ASSASSINATION AFTERMATH : Rabin’s Widow Accuses Political Foes of Fostering Hate : Reaction: ‘Surely I blame them,’ she angrily says of her slain husband’s most vocal critics in Parliament.
TEL AVIV — Appearing angry but composed, Yitzhak Rabin’s widow, Leah, bluntly criticized her husband’s political opponents Tuesday, claiming that they created and even encouraged the hateful climate that inspired his assassination.
Just a day after the funeral, still gracefully accepting the condolences of friends, Rabin’s strong and articulate wife of 47 years recalled the many personal verbal attacks that hurt her husband but never dissuaded him from his single-minded pursuit--”like a bulldozer,” she said--of peace.
So upset was she with the moderate rightist members of the Knesset, the nation’s Parliament--who she claimed stood by while extremists harassed Rabin--that she admitted snubbing Benjamin Netanyahu, leader of the opposition Likud Party, at the funeral by being “as cold as I could be.”
“Surely I blame them,” Leah Rabin said of the Likud members, her husband’s most vocal critics in the Knesset. “If you ever heard their speeches, you would understand what I mean. They were very, very violent in their expressions: ‘We are selling the country down the drain.’ ‘There will be no Israel after this peace agreement.’ I mean, this was wild.”
“You understand it on the merit of the political game, but still,” she told ABC News. “This was really enough to create the climate that thinks like this.”
She made similar remarks again and again in lengthy television and radio interviews in Rabin’s book-lined study at the couple’s Tel Aviv duplex. She paused between interviews to greet friends and family amid the clatter of plates and voices. Outside, a steady stream of well-meaning strangers arrived, standing silently to pay their respects.
She said she had wanted to avoid shaking hands with Netanyahu at the funeral in Jerusalem on Monday but changed her mind at the last minute.
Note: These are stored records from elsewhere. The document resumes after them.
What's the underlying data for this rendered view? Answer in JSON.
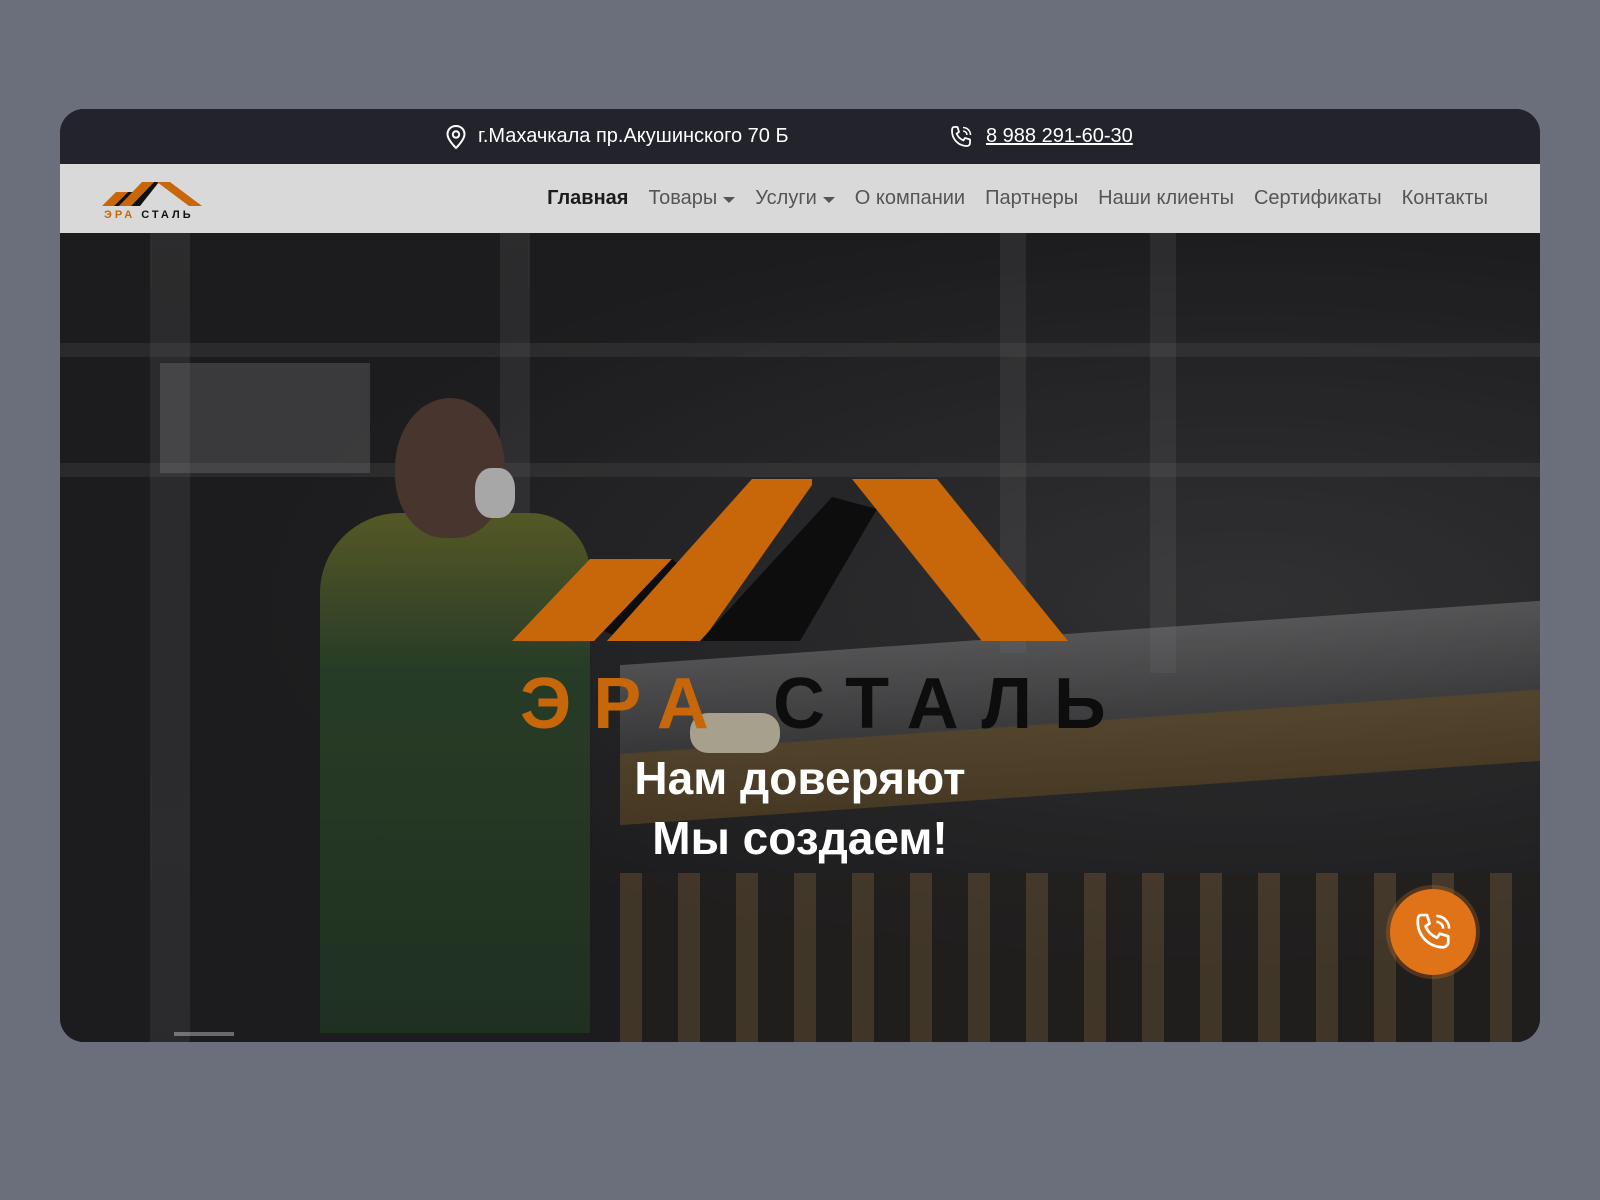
{
  "topbar": {
    "address": "г.Махачкала пр.Акушинского 70 Б",
    "phone": "8 988 291-60-30",
    "location_icon": "location-pin-icon",
    "phone_icon": "phone-ringing-icon"
  },
  "logo": {
    "word_era": "ЭРА",
    "word_stal": "СТАЛЬ"
  },
  "nav": {
    "items": [
      {
        "label": "Главная",
        "active": true
      },
      {
        "label": "Товары",
        "dropdown": true
      },
      {
        "label": "Услуги",
        "dropdown": true
      },
      {
        "label": "О компании"
      },
      {
        "label": "Партнеры"
      },
      {
        "label": "Наши клиенты"
      },
      {
        "label": "Сертификаты"
      },
      {
        "label": "Контакты"
      }
    ]
  },
  "hero": {
    "brand_era": "ЭРА",
    "brand_stal": "СТАЛЬ",
    "line1": "Нам доверяют",
    "line2": "Мы создаем!",
    "call_icon": "phone-ringing-icon"
  },
  "colors": {
    "accent": "#c8670a",
    "call_button": "#e07318",
    "topbar": "#22232b",
    "navbar": "#d9d9d9",
    "page_bg": "#6b6e7b"
  }
}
“In situations like this, you better not put on shows and not tell him right in his face that ‘I don’t want to shake your hand,’ ” she said. But, she added, “he knew, and we both understood that we would have both loved to avoid shaking each other’s hand.”
Netanyahu and other Likud leaders, caught off guard by Leah Rabin’s sharp criticism, suggested that the widow was too overcome with grief to be taken seriously.
“I would not judge a person in their grief,” Netanyahu said. Though acknowledging his deep differences with Rabin, he denied personally encouraging a hate climate in Israel.
For Leah Rabin, though, memories of the ceaseless criticism leveled at her husband, even from some who mourned with her, remained particularly painful.
During a rally in Jerusalem not long ago, she recalled, “they put the figure of Yitzhak, my husband, in the uniform of a Nazi leader, and Mr. Netanyahu was there. He later talked against it, but he was there and didn’t stop it,” she told ABC.
In an interview with CNN, she added: “Now he can say from here to eternity that he didn’t support it. But he was there, and he didn’t try to stop it. I do blame them.”
Every Friday for the past year, she noted, her husband would arrive home, tired from a long week of work, only to be shouted at by extremists protesting his peace deal with the Palestine Liberation Organization.
“They were here, yelling ‘Traitor! Killer!’ ” she told Reuters news service. “It was the worst. I used to smile, because it was so ridiculous--and it was so irrelevant.”
All the threats, she said, “hurt him some, I think, but not enough for him to tell people to do something. He was like a bulldozer, going one way, one direction, and the direction was peace and security for the country.”
But she said neither she nor her husband felt especially threatened, so confident were they of the goodwill of the Jewish people and the professionalism of their security detail.
“People always told me to take good care of my husband, and I tried my best,” she told one interviewer. “But, by God, I felt he was protected and that nothing would happen to him. I must admit, I never was scared.”
The night of the killing, Leah Rabin was among the last to learn that her husband had been shot. Police who whisked her away from the scene told her that the gun she heard fired was only a toy, she said. Kept at police headquarters for half an hour, she began questioning that account and was finally told the truth.
But she said she bears no animosity toward the police who guarded her husband.
In contrast to her rebuke of Jewish rightists, she said she was moved by the condolences offered by PLO Chairman Yasser Arafat.
“Sometimes I think, despite the fact that we are Jewish and the right is Jewish, that we could easier find a common language with Palestinians and Arabs,” she told one interviewer. “Because we [the right and left in Israel] live on two different planets.”